NICE OR NOT SO NICE? IMPACT OF CHANGES TO UK NATIONAL HYPERTENSION GUIDELINES IN 2011 ON THE MANAGEMENT OF HYPERTENSION AND OUTCOMES
Document Type
Academic Journal
Source
Journal of Hypertension. Jul 01, 2019 37 Suppl 1:e68-e68
Subject
Language
English
ISSN
0263-6352
Abstract
OBJECTIVE:: In 2011, National Institute for Health and Care Excellence (NICE) guidelines recommended routine use of out-of-office blood pressure monitoring for the diagnosis of hypertension due to evidence of cost effectiveness. Critics were concerned this would increase cardiovascular morbidity. We aimed to assess the impact of this change on the incidence of hypertension, out-of-office monitoring and cardiovascular morbidity.(Figure is included in full-text article.) DESIGN AND METHOD:: This was a cohort study and interrupted time series analysis including 3,937,191 adults registered between 1/4/2006 and 31/3/2017 from English general practices within the Clinical Practice Research Datalink (CPRD) linked to inpatient hospital, mortality and deprivation data.
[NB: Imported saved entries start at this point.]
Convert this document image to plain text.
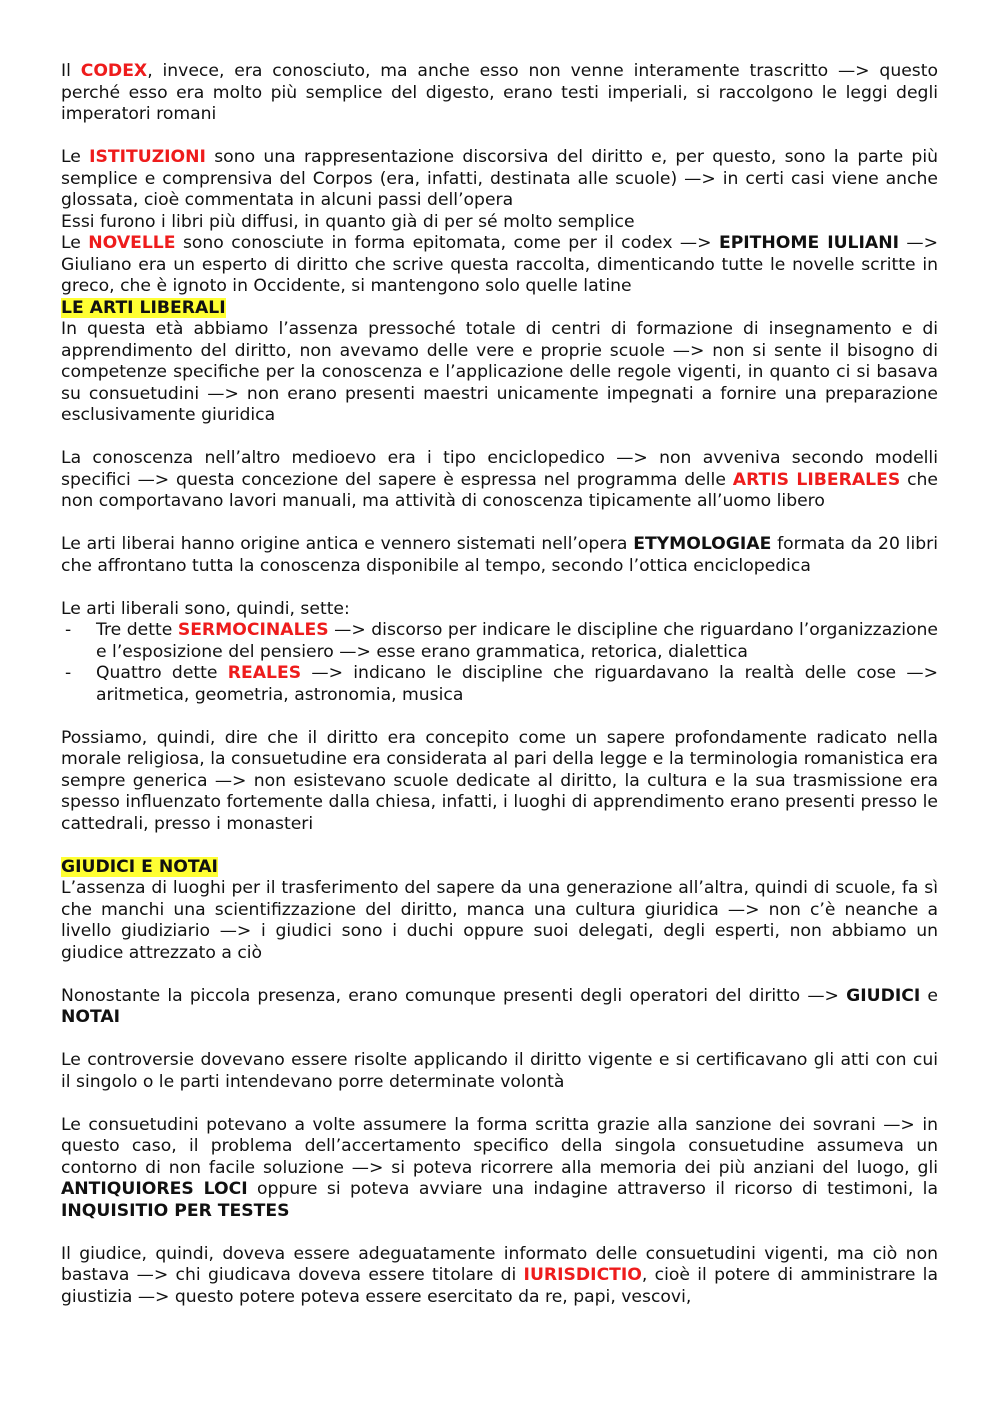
Il CODEX, invece, era conosciuto, ma anche esso non venne interamente trascritto —> questo perché esso era molto più semplice del digesto, erano testi imperiali, si raccolgono le leggi degli imperatori romani

Le ISTITUZIONI sono una rappresentazione discorsiva del diritto e, per questo, sono la parte più semplice e comprensiva del Corpos (era, infatti, destinata alle scuole) —> in certi casi viene anche glossata, cioè commentata in alcuni passi dell’opera

Essi furono i libri più diffusi, in quanto già di per sé molto semplice

Le NOVELLE sono conosciute in forma epitomata, come per il codex —> EPITHOME IULIANI —> Giuliano era un esperto di diritto che scrive questa raccolta, dimenticando tutte le novelle scritte in greco, che è ignoto in Occidente, si mantengono solo quelle latine

LE ARTI LIBERALI

In questa età abbiamo l’assenza pressoché totale di centri di formazione di insegnamento e di apprendimento del diritto, non avevamo delle vere e proprie scuole —> non si sente il bisogno di competenze specifiche per la conoscenza e l’applicazione delle regole vigenti, in quanto ci si basava su consuetudini —> non erano presenti maestri unicamente impegnati a fornire una preparazione esclusivamente giuridica

La conoscenza nell’altro medioevo era i tipo enciclopedico —> non avveniva secondo modelli specifici —> questa concezione del sapere è espressa nel programma delle ARTIS LIBERALES che non comportavano lavori manuali, ma attività di conoscenza tipicamente all’uomo libero

Le arti liberai hanno origine antica e vennero sistemati nell’opera ETYMOLOGIAE formata da 20 libri che affrontano tutta la conoscenza disponibile al tempo, secondo l’ottica enciclopedica

Le arti liberali sono, quindi, sette:

- Tre dette SERMOCINALES —> discorso per indicare le discipline che riguardano l’organizzazione e l’esposizione del pensiero —> esse erano grammatica, retorica, dialettica
- Quattro dette REALES —> indicano le discipline che riguardavano la realtà delle cose —> aritmetica, geometria, astronomia, musica

Possiamo, quindi, dire che il diritto era concepito come un sapere profondamente radicato nella morale religiosa, la consuetudine era considerata al pari della legge e la terminologia romanistica era sempre generica —> non esistevano scuole dedicate al diritto, la cultura e la sua trasmissione era spesso influenzato fortemente dalla chiesa, infatti, i luoghi di apprendimento erano presenti presso le cattedrali, presso i monasteri

GIUDICI E NOTAI

L’assenza di luoghi per il trasferimento del sapere da una generazione all’altra, quindi di scuole, fa sì che manchi una scientifizzazione del diritto, manca una cultura giuridica —> non c’è neanche a livello giudiziario —> i giudici sono i duchi oppure suoi delegati, degli esperti, non abbiamo un giudice attrezzato a ciò

Nonostante la piccola presenza, erano comunque presenti degli operatori del diritto —> GIUDICI e NOTAI

Le controversie dovevano essere risolte applicando il diritto vigente e si certificavano gli atti con cui il singolo o le parti intendevano porre determinate volontà

Le consuetudini potevano a volte assumere la forma scritta grazie alla sanzione dei sovrani —> in questo caso, il problema dell’accertamento specifico della singola consuetudine assumeva un contorno di non facile soluzione —> si poteva ricorrere alla memoria dei più anziani del luogo, gli ANTIQUIORES LOCI oppure si poteva avviare una indagine attraverso il ricorso di testimoni, la INQUISITIO PER TESTES

Il giudice, quindi, doveva essere adeguatamente informato delle consuetudini vigenti, ma ciò non bastava —> chi giudicava doveva essere titolare di IURISDICTIO, cioè il potere di amministrare la giustizia —> questo potere poteva essere esercitato da re, papi, vescovi,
The changes associated with the NICE hypertension guideline in 2011 were assessed in terms of their impact on: Incidence of hypertension (primary outcome, determined from diagnostic codes), rate of out-of-office monitoring and major cardiovascular events (cardiovascular death, myocardial infarction, or stroke). RESULTS:: Median follow-up was 4.2 years, 49% were male and mean age was 39.7 years. The incidence of hypertension for all adults fell from 2.1 per 100 person-years in April 2006 to 1.4 per 100 person-years in March 2017. The change in guidance in 2011 was not associated with an immediate change in hypertension incidence (change in rate = 0.01 per 100 person years; 95% CI [−0.18 to 0.20]) but was associated with a levelling out of the downward trend observed from 2006 to 2011 (change in yearly trend =0.09; 95% CI [0.04 to 0.15]) [Figure]. The rate of ambulatory BP monitoring increased significantly in 2011/12 (change in rate =0.52 per 100 person years; 95% CI [0.43 to 0.60]). The rate of cardiovascular events remained unchanged (change in rate =−0.02, 95% CI [−0.05 to 0.02]). CONCLUSIONS:: Changes to the NICE hypertension guideline in 2011 were not associated with an increase in cardiovascular events, at least in the short term. The incidence of hypertension which had been declining levelled off. Recorded out-of-office monitoring increased significantly although from a low base compared to clinic monitoring. International guidelines should continue to recommend out-of-office monitoring for diagnosis of hypertension.